I need to code this task in java. I have 2 large files around 5GB each containing text data of multiple rows. Each row is a line of comma separated fields, for example "name,empId,designation,address,...,so on up to 30 fields". I need to read these 2 files and write the records to another file with additional field which specifies the given data row is Changed, Not Changed, Added or Deleted. For example

File1

Tom,E100,Engineer

Rick,E200,Engineer

File2

Tom,E100,Manager

Paul,E300,Clerk

ResultFile

Tom,E100,Manager,Changed

Paul,E300,Clerk,Added

Rick,E200,Engineer,Deleted

Approach I used is to create a map from the data of file1 using empId as the key and entire data row as value (assuming empId is unique) and then read each record from file2 to check against the data in the map (I am not reading entire content of file2 into memory, but only file1 to create the map). I am using BufferedReader/BufferedWriter for reading and writing.

This approach works fine but only for small data file. Given data files that runs into GBs my program runs out of memory very soon while trying to create the map.

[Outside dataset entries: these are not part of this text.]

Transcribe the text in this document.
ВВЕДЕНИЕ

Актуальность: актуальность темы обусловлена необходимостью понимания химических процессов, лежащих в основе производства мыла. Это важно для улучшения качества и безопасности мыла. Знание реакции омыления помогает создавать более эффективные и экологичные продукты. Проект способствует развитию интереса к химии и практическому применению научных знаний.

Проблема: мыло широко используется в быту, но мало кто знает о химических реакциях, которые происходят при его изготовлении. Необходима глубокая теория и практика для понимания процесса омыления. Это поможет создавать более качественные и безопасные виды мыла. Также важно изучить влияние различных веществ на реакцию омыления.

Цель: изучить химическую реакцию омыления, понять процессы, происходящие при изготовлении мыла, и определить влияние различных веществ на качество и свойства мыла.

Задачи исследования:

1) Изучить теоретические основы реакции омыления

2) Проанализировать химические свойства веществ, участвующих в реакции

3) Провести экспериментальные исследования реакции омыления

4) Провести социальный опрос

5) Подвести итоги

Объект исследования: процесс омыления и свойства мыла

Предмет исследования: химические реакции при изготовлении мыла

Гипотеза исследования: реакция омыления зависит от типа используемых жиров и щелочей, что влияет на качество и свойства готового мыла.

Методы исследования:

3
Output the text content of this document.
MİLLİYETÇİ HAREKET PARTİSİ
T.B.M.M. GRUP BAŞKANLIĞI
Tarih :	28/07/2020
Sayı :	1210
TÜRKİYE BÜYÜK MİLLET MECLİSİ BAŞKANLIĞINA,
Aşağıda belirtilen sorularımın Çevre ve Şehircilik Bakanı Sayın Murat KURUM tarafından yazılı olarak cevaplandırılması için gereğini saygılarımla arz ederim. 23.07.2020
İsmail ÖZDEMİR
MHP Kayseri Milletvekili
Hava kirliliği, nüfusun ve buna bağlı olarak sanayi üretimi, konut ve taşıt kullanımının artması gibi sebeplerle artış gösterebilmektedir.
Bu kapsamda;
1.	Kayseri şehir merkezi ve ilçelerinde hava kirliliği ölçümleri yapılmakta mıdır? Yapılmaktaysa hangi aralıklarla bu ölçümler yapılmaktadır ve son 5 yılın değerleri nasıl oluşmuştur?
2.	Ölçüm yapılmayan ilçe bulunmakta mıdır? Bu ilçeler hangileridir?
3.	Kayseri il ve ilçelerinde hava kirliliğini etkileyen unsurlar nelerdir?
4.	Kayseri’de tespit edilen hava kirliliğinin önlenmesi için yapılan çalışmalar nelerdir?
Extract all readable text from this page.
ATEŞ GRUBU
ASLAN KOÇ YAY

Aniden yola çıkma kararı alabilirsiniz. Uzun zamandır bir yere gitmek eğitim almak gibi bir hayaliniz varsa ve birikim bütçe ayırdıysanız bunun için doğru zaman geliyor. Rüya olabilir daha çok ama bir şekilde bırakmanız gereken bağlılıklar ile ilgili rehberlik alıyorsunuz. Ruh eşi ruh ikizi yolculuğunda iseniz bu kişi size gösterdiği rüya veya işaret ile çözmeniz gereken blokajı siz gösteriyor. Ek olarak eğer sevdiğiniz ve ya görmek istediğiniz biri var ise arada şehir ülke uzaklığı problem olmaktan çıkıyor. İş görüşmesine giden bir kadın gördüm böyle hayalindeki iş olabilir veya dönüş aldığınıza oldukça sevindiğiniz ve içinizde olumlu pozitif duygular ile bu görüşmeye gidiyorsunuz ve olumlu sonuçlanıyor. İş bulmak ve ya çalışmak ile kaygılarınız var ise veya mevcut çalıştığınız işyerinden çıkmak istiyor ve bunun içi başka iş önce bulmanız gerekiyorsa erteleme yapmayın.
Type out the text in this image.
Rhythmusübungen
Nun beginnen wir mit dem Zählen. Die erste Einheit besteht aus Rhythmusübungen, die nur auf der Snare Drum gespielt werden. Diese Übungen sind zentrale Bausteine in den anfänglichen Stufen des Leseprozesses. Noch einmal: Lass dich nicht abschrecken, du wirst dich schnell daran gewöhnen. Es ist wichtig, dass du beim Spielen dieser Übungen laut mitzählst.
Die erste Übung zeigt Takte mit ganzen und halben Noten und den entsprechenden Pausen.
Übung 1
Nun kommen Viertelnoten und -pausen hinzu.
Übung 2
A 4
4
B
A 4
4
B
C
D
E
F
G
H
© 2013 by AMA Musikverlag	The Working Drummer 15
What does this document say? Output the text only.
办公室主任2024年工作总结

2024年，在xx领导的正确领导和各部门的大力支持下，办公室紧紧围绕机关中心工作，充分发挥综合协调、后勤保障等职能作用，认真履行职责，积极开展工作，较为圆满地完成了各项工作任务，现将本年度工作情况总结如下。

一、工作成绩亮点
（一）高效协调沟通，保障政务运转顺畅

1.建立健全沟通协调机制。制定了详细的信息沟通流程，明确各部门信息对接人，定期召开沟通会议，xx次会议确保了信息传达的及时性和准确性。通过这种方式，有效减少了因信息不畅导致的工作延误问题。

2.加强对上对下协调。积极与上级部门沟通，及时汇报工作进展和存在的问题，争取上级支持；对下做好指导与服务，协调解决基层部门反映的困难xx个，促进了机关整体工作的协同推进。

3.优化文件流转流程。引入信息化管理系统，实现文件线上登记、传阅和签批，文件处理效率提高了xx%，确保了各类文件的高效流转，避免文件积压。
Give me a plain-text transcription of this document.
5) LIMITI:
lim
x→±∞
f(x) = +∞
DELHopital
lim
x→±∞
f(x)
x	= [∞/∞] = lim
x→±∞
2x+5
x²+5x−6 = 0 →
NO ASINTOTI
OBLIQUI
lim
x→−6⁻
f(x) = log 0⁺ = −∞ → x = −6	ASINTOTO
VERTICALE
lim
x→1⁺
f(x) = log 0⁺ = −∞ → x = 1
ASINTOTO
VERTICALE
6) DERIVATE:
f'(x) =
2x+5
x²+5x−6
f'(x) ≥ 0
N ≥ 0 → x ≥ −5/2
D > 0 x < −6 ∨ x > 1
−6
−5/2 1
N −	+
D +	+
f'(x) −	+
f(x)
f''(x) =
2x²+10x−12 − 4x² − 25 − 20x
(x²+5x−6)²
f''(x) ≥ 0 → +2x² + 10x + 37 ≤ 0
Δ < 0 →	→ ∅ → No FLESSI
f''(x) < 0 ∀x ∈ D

What would be the right approach to achieve this task both in terms of memory and speed of execution?

Thanks, LX

  • 1
    Could you get the files ordered by **empId**? Than you would not need to store any of the files in memory. (So maybe sort them forst by **empId**). – MrSmith42 Jul 18 '16 at 15:37
  • 1
    Related: http://stackoverflow.com/q/30653705/572670 – amit Jul 18 '16 at 15:41

1 Answers1

1

A different approach could be to do an external sort on each file based on the key, and then iterate them in parallel.

High level pseudo code:

sort(file1)
sort(file2)
iter1 = file1.begin()
iter2 = file2.begin()
while (iter1 != file1.end() && iter2 != file2.end()):
  element1 = iter1.getElement()
  element2 = iter2.getElement()
  if element1.key() == element2.key():
     // same element, check if changed
     iter1 = iter1.next()
     iter2 = iter2.next()
  else if element1.key() < element2.key()
     // element1 is not in file2, so it is removed.
     iter1 = iter1.next()
  else 
     // element2 is in file2 but not in file1, so it's added
     iter2 = iter2.next()

while (iter1 != list1.end()):
  element1 = iter1.getElement()
  // element1 is removed 
  iter1 = iter1.next()

while (iter2 != list2.end()):
  element2 = iter2.getElement()
  // element2 is added
  iter2 = iter2.next()

This requires sorting, which can be done with little memory signature when doing external sort, and the next loops also use constant amount of memory. Complexity is O(mlogm + nlogn), where n,m being the lists sizes

amit
  • 175,853
  • 27
  • 231
  • 333